I have always argued that the war in Iraq was justified mostly because Saddam Hussein has ties to terrorism and has broken the cease-fire terms he agreed to so he wouldn't have been removed from power after he invaded the sovereign country of Kuwait. But mostly, I believe that in order to win the War on Terrorism, we need to change the culture of the Middle East by planting the seed of democracy, capitalism, and freedom in that region. Because of Saddam Hussein's multiple misdeeds, Iraq was the perfect candidate to launch phase two of the war.
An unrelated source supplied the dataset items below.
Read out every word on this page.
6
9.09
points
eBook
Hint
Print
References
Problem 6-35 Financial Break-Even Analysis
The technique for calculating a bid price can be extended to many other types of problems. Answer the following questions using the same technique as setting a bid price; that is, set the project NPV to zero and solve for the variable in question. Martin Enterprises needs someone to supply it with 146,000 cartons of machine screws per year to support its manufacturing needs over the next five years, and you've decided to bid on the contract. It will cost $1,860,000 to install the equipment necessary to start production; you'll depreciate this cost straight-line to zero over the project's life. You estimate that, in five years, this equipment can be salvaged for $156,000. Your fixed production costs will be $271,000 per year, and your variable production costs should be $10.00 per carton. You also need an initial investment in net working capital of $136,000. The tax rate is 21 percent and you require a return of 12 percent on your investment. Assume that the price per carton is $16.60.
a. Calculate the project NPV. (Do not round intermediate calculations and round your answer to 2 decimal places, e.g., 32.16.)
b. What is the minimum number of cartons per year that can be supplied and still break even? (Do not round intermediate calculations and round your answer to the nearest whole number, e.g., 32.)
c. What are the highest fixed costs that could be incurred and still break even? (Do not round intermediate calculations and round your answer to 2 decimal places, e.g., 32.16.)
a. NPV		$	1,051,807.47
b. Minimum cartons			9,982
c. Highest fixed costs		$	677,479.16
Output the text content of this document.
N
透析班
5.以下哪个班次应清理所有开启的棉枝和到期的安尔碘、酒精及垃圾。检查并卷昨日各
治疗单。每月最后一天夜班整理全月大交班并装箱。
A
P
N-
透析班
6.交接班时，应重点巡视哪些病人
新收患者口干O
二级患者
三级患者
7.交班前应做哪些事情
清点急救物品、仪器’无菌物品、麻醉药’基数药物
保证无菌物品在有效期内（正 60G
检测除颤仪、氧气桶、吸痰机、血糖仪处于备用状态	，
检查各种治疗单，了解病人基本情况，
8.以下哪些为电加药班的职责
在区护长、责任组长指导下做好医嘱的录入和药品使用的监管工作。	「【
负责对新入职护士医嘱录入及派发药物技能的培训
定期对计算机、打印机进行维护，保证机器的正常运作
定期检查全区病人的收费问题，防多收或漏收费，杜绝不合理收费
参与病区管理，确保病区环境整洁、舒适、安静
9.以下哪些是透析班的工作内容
The WMD factor gave the invasion urgency. We already waited 12 years while Saddam Hussein played games with the inspectors. We then waited several more months while we pleaded for the United Nations to enforce its own resolutions. We had no reason to wait anymore.

With the new findings, critics will argue that we should have waited so inspectors could have sought the truth. But we tried that game for long enough. While a few more years maybe wouldn't have hurt, we would have had to deal with the problem eventually.

And Saddam Hussein admits that he was trying to end sanctions and restart his weapons program. So later on we would have had a much bigger problem on our hands.

In short, we did good. Despite your personal feelings toward President Bush, we have a lot to be proud of. We've protected ourselves, we've liberated a country, and we're taking major steps toward transforming an oppressive region so it won't continue to act as an incubator of hatred and terrorism that launches attacks against many people in the world. Now it's time to focus on the next step of the war.

P.S. I'll be watching the debates tonight, but I have no computer at home to blog a reaction. I'll post something on Monday. Have a good weekend.